Devenue omniprésente dans notre société, la violence est banalisée. Cela n’est pas nouveau, cela a été dit à plusieurs reprises au sujet de jeux vidéo ou de films. Mais ne faut-il pas le répéter à l’heure des décapitations médiatisées via Internet, des massacres dans la Syrie de Bachard el-Assad, des bombardements d’enfants à Gaza, laissés désarticulés sur des plages à la vue d’un public horrifié mais, ô combien, demandeur, de places publiques en proie à la haine et à la destruction à Kiev ou au Caire, et des nettoyages ethniques en Centrafrique ?
Des actes de guerre considérés dans une majorité de cas comme crimes de guerre ou crimes contre l’humanité. Cela également n’est pas nouveau. Pour les trente dernières années, plusieurs noms reviennent en mémoire, le massacre de Sabra et Chatila au Liban en 1982, le génocide des Tutsis au Rwanda en 1994, le massacre de Srebrenica en Bosnie-Herzégovine en 1995.
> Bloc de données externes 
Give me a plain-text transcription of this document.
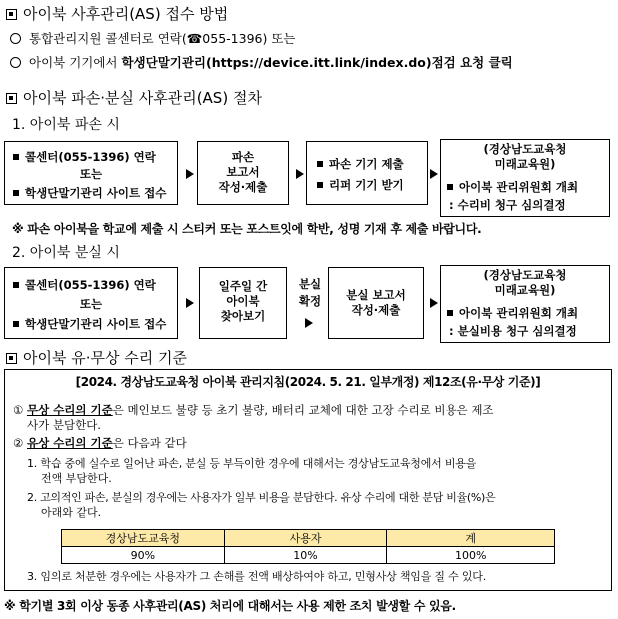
아이북 사후관리(AS) 접수 방법
통합관리지원 콜센터로 연락(☎055-1396) 또는
아이북 기기에서 학생단말기관리(https://device.itt.link/index.do)점검 요청 클릭
아이북 파손·분실 사후관리(AS) 절차
1. 아이북 파손 시
콜센터(055-1396) 연락
또는
학생단말기관리 사이트 접수
파손
보고서
작성·제출
파손 기기 제출
리퍼 기기 받기
(경상남도교육청
미래교육원)
아이북 관리위원회 개최
: 수리비 청구 심의결정
※ 파손 아이북을 학교에 제출 시 스티커 또는 포스트잇에 학반, 성명 기재 후 제출 바랍니다.
2. 아이북 분실 시
콜센터(055-1396) 연락
또는
학생단말기관리 사이트 접수
일주일 간
아이북
찾아보기
분실
확정	분실 보고서
작성·제출
(경상남도교육청
미래교육원)
아이북 관리위원회 개최
: 분실비용 청구 심의결정
아이북 유·무상 수리 기준
[2024. 경상남도교육청 아이북 관리지침(2024. 5. 21. 일부개정) 제12조(유·무상 기준)]
① 무상 수리의 기준은 메인보드 불량 등 초기 불량, 배터리 교체에 대한 고장 수리로 비용은 제조
사가 분담한다.
② 유상 수리의 기준은 다음과 같다
1. 학습 중에 실수로 일어난 파손, 분실 등 부득이한 경우에 대해서는 경상남도교육청에서 비용을
전액 부담한다.
2. 고의적인 파손, 분실의 경우에는 사용자가 일부 비용을 분담한다. 유상 수리에 대한 분담 비율(%)은
아래와 같다.
경상남도교육청	사용자	계
90%	10%	100%
3. 임의로 처분한 경우에는 사용자가 그 손해를 전액 배상하여야 하고, 민형사상 책임을 질 수 있다.
※ 학기별 3회 이상 동종 사후관리(AS) 처리에 대해서는 사용 제한 조치 발생할 수 있음.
Un flot de violences intégrant nos champs de référence, soutenus encore par les images fictives de films d’action aux scénarios trop souvent ineptes.
Internet et la télévision ont remplacé avantageusement le cirque Maxime, nous ne souffrons plus de la chaleur pour assister à la boucherie.
Et nous frémissons à l’idée de voir la barbarie surgir au sein de nos sociétés démocratiques et humanistes, lorsqu’un désaxé psychopathe comme Behring Breivik lève le poing à l’issue de son procès pour meurtre de près de 80 personnes, ou lorsqu’au cœur de nos cités quelque fils de satrape, très éloigné de cette sensualité orientale qui avait fasciné Pierre Loti, joue du fouet de l’arbitraire.
Démocratie et humanisme, deux mots que l’histoire n’a pas rendus vains et qui forment un idéal, une référence qui semble n’être pas la moins bonne des idées. Nos pères ne s’y sont pas trompés lorsqu’ils ont aboli la peine de mort alors que l’Europe sombrait dans la folie hitlérienne. Le dernier civil à subir une exécution capitale en Suisse fut Hans Vollenweider, guillotiné dans la cour de la prison de Sarnen dans le Canton d’Obwald, le 18 octobre 1940 !
L’ombre de l’échafaud a disparu. Elle ne rassurait pas l’opinion publique et rappelait sans doute la Terreur parisienne, n’en déplaise aux Robespierre de notre temps qui l’invoquent non pas comme mesure répressive mais comme acte politique. Une démagogie scabreuse qui n’est pas sans rappeler la loi du Talion, un usage situé aux confins de la vendetta et du recours à un juge, un usage largement décrié jadis par Beccaria ou Victor Hugo.
Une violence que Denis de Rougemont aurait sans doute reconnue comme telle, une barbarie issue de cette part du Diable qui engendre de nouvelles croyances faisant de la mort un remède à l’assassinat.